The activities listed by participants in the COPM but not endorsed in the WOMAC-PF included mainly higher-level or demanding tasks, such as carrying items up and down stairs, kneeling, squatting, floor transfers, and walking up/down hills and around objects. Bourne et al. Investigated the reason for dissatisfaction in patients following TKR and found that most patients were dissatisfied secondary to not meeting their high post-operative functional expectations (30). It has been found that in general, health care professionals do not assess functional deficits during high-level tasks; instead, their focus has been on joint stability, range of motion, and basic activities of daily living (31). In the population of patients that undergo contemporary TKR, it is reported that 75% of patients expect to be pain free and 40% expect not to have limitations in more demanding activities (32). The activities that are important to patients receiving TKR may not resemble those activities identified in PROMs developed several decades ago. While standardized PROMs of physical function accurately reflected a less active population at a time when the surgical procedures and pathways of care post-op were not as developed as today, and expectations were set low, this does not seem to be the case any longer. Because patients receiving TKR today are younger, generally more active, and have higher expectations for functional outcomes post operatively, it stands to reason that the outcome measures being used should parallel these changes.

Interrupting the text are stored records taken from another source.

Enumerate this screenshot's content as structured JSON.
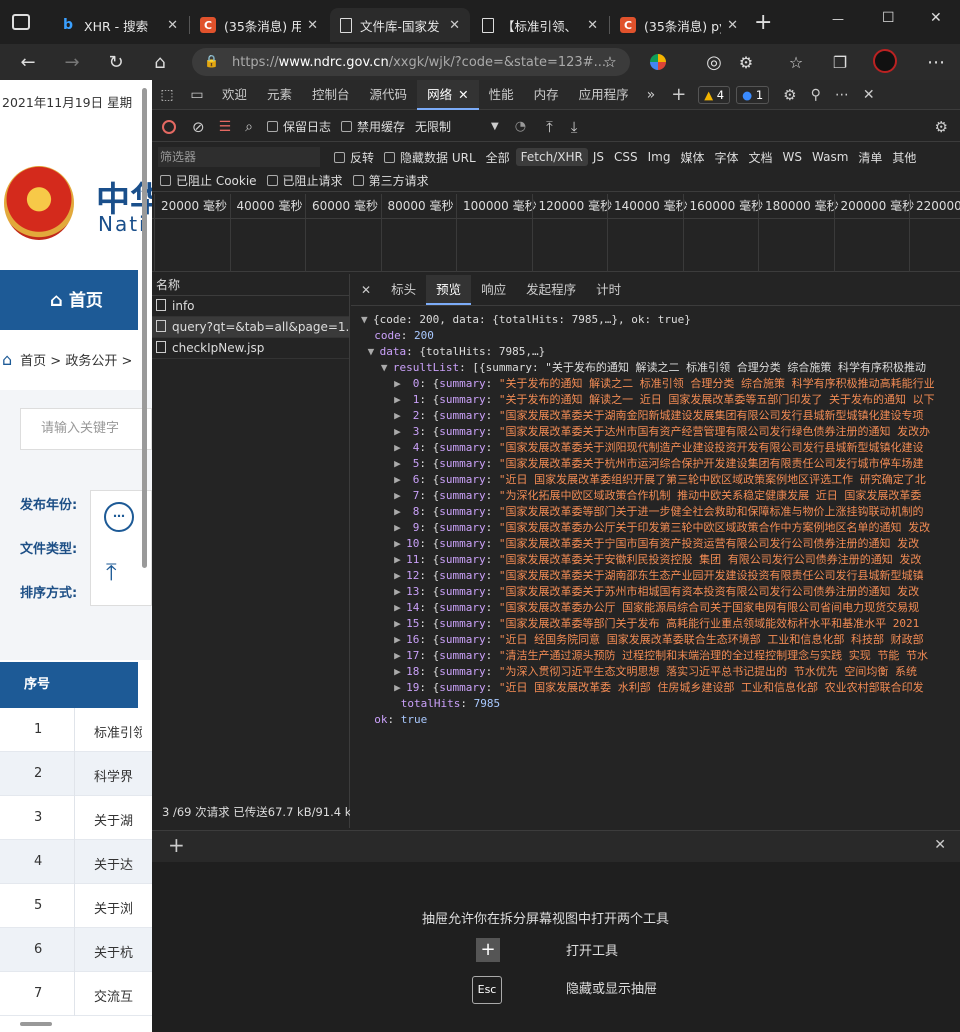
{
  "tabs": [
    {
      "label": "XHR - 搜索"
    },
    {
      "label": "(35条消息) 用"
    },
    {
      "label": "文件库-国家发"
    },
    {
      "label": "【标准引领、"
    },
    {
      "label": "(35条消息) py"
    }
  ],
  "window": {
    "minimize": "—",
    "maximize": "☐",
    "close": "✕"
  },
  "address": {
    "prefix": "https://",
    "host": "www.ndrc.gov.cn",
    "path": "/xxgk/wjk/?code=&state=123#..."
  },
  "page": {
    "date": "2021年11月19日 星期",
    "logo_text": "中华",
    "logo_sub": "Nati",
    "nav_home": "首页",
    "breadcrumb": "首页 > 政务公开 >",
    "search_placeholder": "请输入关键字",
    "filters": [
      "发布年份:",
      "文件类型:",
      "排序方式:"
    ],
    "table_header": "序号",
    "rows": [
      {
        "num": "1",
        "title": "标准引领"
      },
      {
        "num": "2",
        "title": "科学界"
      },
      {
        "num": "3",
        "title": "关于湖"
      },
      {
        "num": "4",
        "title": "关于达"
      },
      {
        "num": "5",
        "title": "关于浏"
      },
      {
        "num": "6",
        "title": "关于杭"
      },
      {
        "num": "7",
        "title": "交流互"
      }
    ]
  },
  "devtools": {
    "main_tabs": [
      "欢迎",
      "元素",
      "控制台",
      "源代码",
      "网络",
      "性能",
      "内存",
      "应用程序"
    ],
    "warn_count": "4",
    "info_count": "1",
    "toolbar": {
      "preserve_log": "保留日志",
      "disable_cache": "禁用缓存",
      "throttle": "无限制"
    },
    "filter": {
      "placeholder": "筛选器",
      "invert": "反转",
      "hide_data": "隐藏数据 URL",
      "all": "全部",
      "types": [
        "Fetch/XHR",
        "JS",
        "CSS",
        "Img",
        "媒体",
        "字体",
        "文档",
        "WS",
        "Wasm",
        "清单",
        "其他"
      ],
      "blocked_cookie": "已阻止 Cookie",
      "blocked_req": "已阻止请求",
      "third_party": "第三方请求"
    },
    "timeline": [
      "20000 毫秒",
      "40000 毫秒",
      "60000 毫秒",
      "80000 毫秒",
      "100000 毫秒",
      "120000 毫秒",
      "140000 毫秒",
      "160000 毫秒",
      "180000 毫秒",
      "200000 毫秒",
      "220000"
    ],
    "name_header": "名称",
    "requests": [
      "info",
      "query?qt=&tab=all&page=1...",
      "checkIpNew.jsp"
    ],
    "status": "3 /69 次请求  已传送67.7 kB/91.4 kB",
    "detail_tabs": [
      "标头",
      "预览",
      "响应",
      "发起程序",
      "计时"
    ],
    "json": {
      "root": "{code: 200, data: {totalHits: 7985,…}, ok: true}",
      "code": "200",
      "data_summary": "{totalHits: 7985,…}",
      "result_head": "[{summary: \"关于发布的通知 解读之二 标准引领 合理分类 综合施策 科学有序积极推动",
      "items": [
        "关于发布的通知 解读之二 标准引领 合理分类 综合施策 科学有序积极推动高耗能行业",
        "关于发布的通知 解读之一 近日 国家发展改革委等五部门印发了 关于发布的通知 以下",
        "国家发展改革委关于湖南金阳新城建设发展集团有限公司发行县城新型城镇化建设专项",
        "国家发展改革委关于达州市国有资产经营管理有限公司发行绿色债券注册的通知 发改办",
        "国家发展改革委关于浏阳现代制造产业建设投资开发有限公司发行县城新型城镇化建设",
        "国家发展改革委关于杭州市运河综合保护开发建设集团有限责任公司发行城市停车场建",
        "近日 国家发展改革委组织开展了第三轮中欧区域政策案例地区评选工作 研究确定了北",
        "为深化拓展中欧区域政策合作机制 推动中欧关系稳定健康发展 近日 国家发展改革委",
        "国家发展改革委等部门关于进一步健全社会救助和保障标准与物价上涨挂钩联动机制的",
        "国家发展改革委办公厅关于印发第三轮中欧区域政策合作中方案例地区名单的通知 发改",
        "国家发展改革委关于宁国市国有资产投资运营有限公司发行公司债券注册的通知 发改",
        "国家发展改革委关于安徽利民投资控股 集团 有限公司发行公司债券注册的通知 发改",
        "国家发展改革委关于湖南邵东生态产业园开发建设投资有限责任公司发行县城新型城镇",
        "国家发展改革委关于苏州市相城国有资本投资有限公司发行公司债券注册的通知 发改",
        "国家发展改革委办公厅 国家能源局综合司关于国家电网有限公司省间电力现货交易规",
        "国家发展改革委等部门关于发布 高耗能行业重点领域能效标杆水平和基准水平 2021",
        "近日 经国务院同意 国家发展改革委联合生态环境部 工业和信息化部 科技部 财政部",
        "清洁生产通过源头预防 过程控制和末端治理的全过程控制理念与实践 实现 节能 节水",
        "为深入贯彻习近平生态文明思想 落实习近平总书记提出的 节水优先 空间均衡 系统",
        "近日 国家发展改革委 水利部 住房城乡建设部 工业和信息化部 农业农村部联合印发"
      ],
      "total_hits": "7985",
      "ok": "true"
    },
    "drawer": {
      "hint": "抽屉允许你在拆分屏幕视图中打开两个工具",
      "open_tool": "打开工具",
      "toggle": "隐藏或显示抽屉",
      "esc": "Esc"
    }
  }
}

There are limitations to the current study. Participants were included if they had TKR between 3 and 6 months prior and, because of that, it can be argued that the results are not generalizable to those immediately after TKR. However, the studies that first questioned the value of WOMAC-PF following TKR were in patients immediately after the surgery and up to a couple of months after that (8, 9). Therefore, it seems that the underrepresentation of the WOMAC-PF spans from early post-op to several months after TKR. Additionally, this study proposed secondary analysis of data collected by the parent study and, as such, we did not predetermine requirements for sample size. Although the sample size was relatively small, the negligible differences in COPM scores (i.e., between matched and unmatched items and between more and less frequently identified items) would rebut the possibility that type 2 error would have occurred in the few statistical tests used in the study. Regardless of the limitations, the study results build on prior literature establishing limitations of the PROMs widely in use and provides a new perspective to the topic.
Conclusions
With PROMs being utilized frequently in both clinical practice and research, it is of utmost importance that these tools accurately represent activities that are important to the population at hand. While the WOMAC-PF captures a large number of problematic activities important to patients, it under represents a certain subset of activities that are activity limitations relevant to today’s TKR population. Results of the present study question the utilization of proms, such as the WOMAC-PF, in patients that received contemporary TKR procedures. A viable alternative could be computerized adaptive measures that are founded in the item response theory, making the content relevant for each individual patient regardless of being in the low or high spectrum of functional limitation.
Acknowledgement
ClinicalTrials.gov Identifier: NCT01799772

This study was supported by the National Center for Medical Rehabilitation Research (NCMRR) (1 K01 HD 058035) and the University of Pittsburgh Medical Center-Rehabilitation Institute, and the Pepper Center Scholars Pilot Program (P30- AG024827). The sources of financial support played no role in the investigation. There were no other sources of support for this study. Financial interests of the authors do not create a potential or apparent conflict of interest regarding the work.